These days it seems that everyone over 50 is on a quest for good gut health, eating more yogurt, taking more supplements, and even buying pricey probiotics from the refrigerated section of Whole Foods and other upscale grocers. This, of course, is a good thing by almost any account. Most of the attention has been garnered by prebiotics and probiotics, terms that are at least somewhat familiar to most of us. But, there’s a lesser-known, but certainly not less effective, player on the gut health scene–and that player is postbiotics.
Postbiotics have quickly gained increased recognition and may actually be the heretofore unheralded star in the gut health world. These bioactive compounds (that is, compounds that have an affect on living organisms, like tissues or cells) are produced as byproducts of the fermentation process carried out by probiotics. Postbiotics offer a range of health benefits for our gut and for our overall well-being. In this short article, we’ll give you everything you need to know about postbiotics and their potential health benefits.

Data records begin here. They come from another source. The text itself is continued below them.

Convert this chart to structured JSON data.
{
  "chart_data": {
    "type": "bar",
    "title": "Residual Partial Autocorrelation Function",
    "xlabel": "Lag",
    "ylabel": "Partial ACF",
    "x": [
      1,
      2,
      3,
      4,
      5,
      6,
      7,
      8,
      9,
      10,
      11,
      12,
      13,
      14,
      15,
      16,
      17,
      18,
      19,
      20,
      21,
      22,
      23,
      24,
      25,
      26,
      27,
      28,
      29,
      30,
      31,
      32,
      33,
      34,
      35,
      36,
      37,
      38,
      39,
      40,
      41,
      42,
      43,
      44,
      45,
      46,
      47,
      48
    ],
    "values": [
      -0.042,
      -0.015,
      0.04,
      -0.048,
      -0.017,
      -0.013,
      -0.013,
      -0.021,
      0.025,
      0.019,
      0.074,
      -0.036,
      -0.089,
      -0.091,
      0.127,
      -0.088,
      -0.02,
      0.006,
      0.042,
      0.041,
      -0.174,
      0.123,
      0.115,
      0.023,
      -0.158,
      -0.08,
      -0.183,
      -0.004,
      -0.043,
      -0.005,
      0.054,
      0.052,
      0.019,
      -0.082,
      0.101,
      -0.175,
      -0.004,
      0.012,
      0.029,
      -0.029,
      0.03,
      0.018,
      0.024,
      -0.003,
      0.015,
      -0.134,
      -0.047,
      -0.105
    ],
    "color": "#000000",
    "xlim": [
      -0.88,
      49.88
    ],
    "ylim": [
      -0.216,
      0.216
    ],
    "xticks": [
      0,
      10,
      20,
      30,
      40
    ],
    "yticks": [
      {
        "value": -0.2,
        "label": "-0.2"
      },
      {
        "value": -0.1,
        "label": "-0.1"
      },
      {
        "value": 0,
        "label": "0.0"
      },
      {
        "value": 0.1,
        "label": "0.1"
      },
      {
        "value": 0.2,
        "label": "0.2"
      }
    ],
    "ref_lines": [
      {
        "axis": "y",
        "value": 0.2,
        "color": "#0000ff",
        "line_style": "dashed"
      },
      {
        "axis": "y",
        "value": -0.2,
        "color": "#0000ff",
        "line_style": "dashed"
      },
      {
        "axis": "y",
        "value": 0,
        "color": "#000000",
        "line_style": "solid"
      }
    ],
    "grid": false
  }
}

Understanding Postbiotics: Bioactive Powerhouses
Defining Postbiotics
Postbiotics can be defined as the beneficial waste products generated by probiotic bacteria during the fermentation process. Yuck! Yes, probiotics eat prebiotics and during this fermentation process, they produce postbiotics as by-products. Remember, probiotics are the beneficial live bacteria that colonize and live in our gut. Prebiotics are their food source.
The term ‘postbiotics’ encompasses a wide range of beneficial compounds, like short-chain fatty acids, cell membrane fragments, enzymes, vitamins, amino acids, and more. All of these substances play a crucial role in supporting our overall good health–just our gut health.
Unleashing the Power of Postbiotics
Postbiotics offer a myriad of health benefits, some of which are similar to what we associate with probiotics and prebiotics. But postbiotic benefits can go even further. These benefits include immune system support, gut and digestive health, and even mood and brain function enhancement. Let’s explore some of the key components of postbiotics and their specific contributions to our overall well-being.
Short-Chain Fatty Acids: The Gut Guardians
Think of short-chain fatty acids (SCFAs) as protectors of the gut, and they probably are the most researched type of postbiotics. Short-Chain fatty acids are produced through the fermentation of carbohydrates (again, by probiotic bacteria). They can play a crucial role in gut health by serving as an energy source for certain colon cells. But just as important, SCFAs can reduce inflammation, strengthen and fortify the intestinal barrier. This helps prevent leaky gut, and can even help improve the quality of sleep.
Neurotransmitters: Nurturing The Brain-Gut Connection
Postbiotics can influence our mood, relaxation, sleep, and even our memory, through the production of neurotransmitters. Neurotransmitters send chemical messages from cell to cell, and our bodies couldn’t even function without them. The fermentation of certain strains of probiotics (resulting in postbiotics) produces neurotransmitters, which have been linked to modulating mood, reducing stress, and improving our overall cognitive function. This contributes to the intricate gut-brain axis and highlights the importance of a balanced gut microbiome for mental well-being, not just gut health.
Vitamins and Nutrients: A Microbial Nutritional Boost
One surprising facet of postbiotics, is that they contribute to the production of several vitamins and nutrients. For example, the (much mentioned) fermentation process can produce B vitamins, B9, vitamin K and some amino acids. Of course, these compounds are well known to support our overall health.
Other Beneficial Compounds: Unveiling Hidden Powers
Postbiotics also include several lesser-known compounds that have been linked to even more potential health benefits, like maintaining healthy blood sugar levels, weight loss, prevention of diarrhea, and reducing the severity of certain allergies. More Benefits of Postbiotics.
Conclusion
To be sure, there is less research and information about postbiotics, as opposed to pre- or probiotics, but don’t sleep on them. Or better yet, may be we should sleep on them. Postbiotics are beneficial compounds that can have significant health benefits, even beyond just gut health. The list of benefits is extensive and will likely grow as more attention is pointed at this unheralded player in the world of good gut health–and good health overall.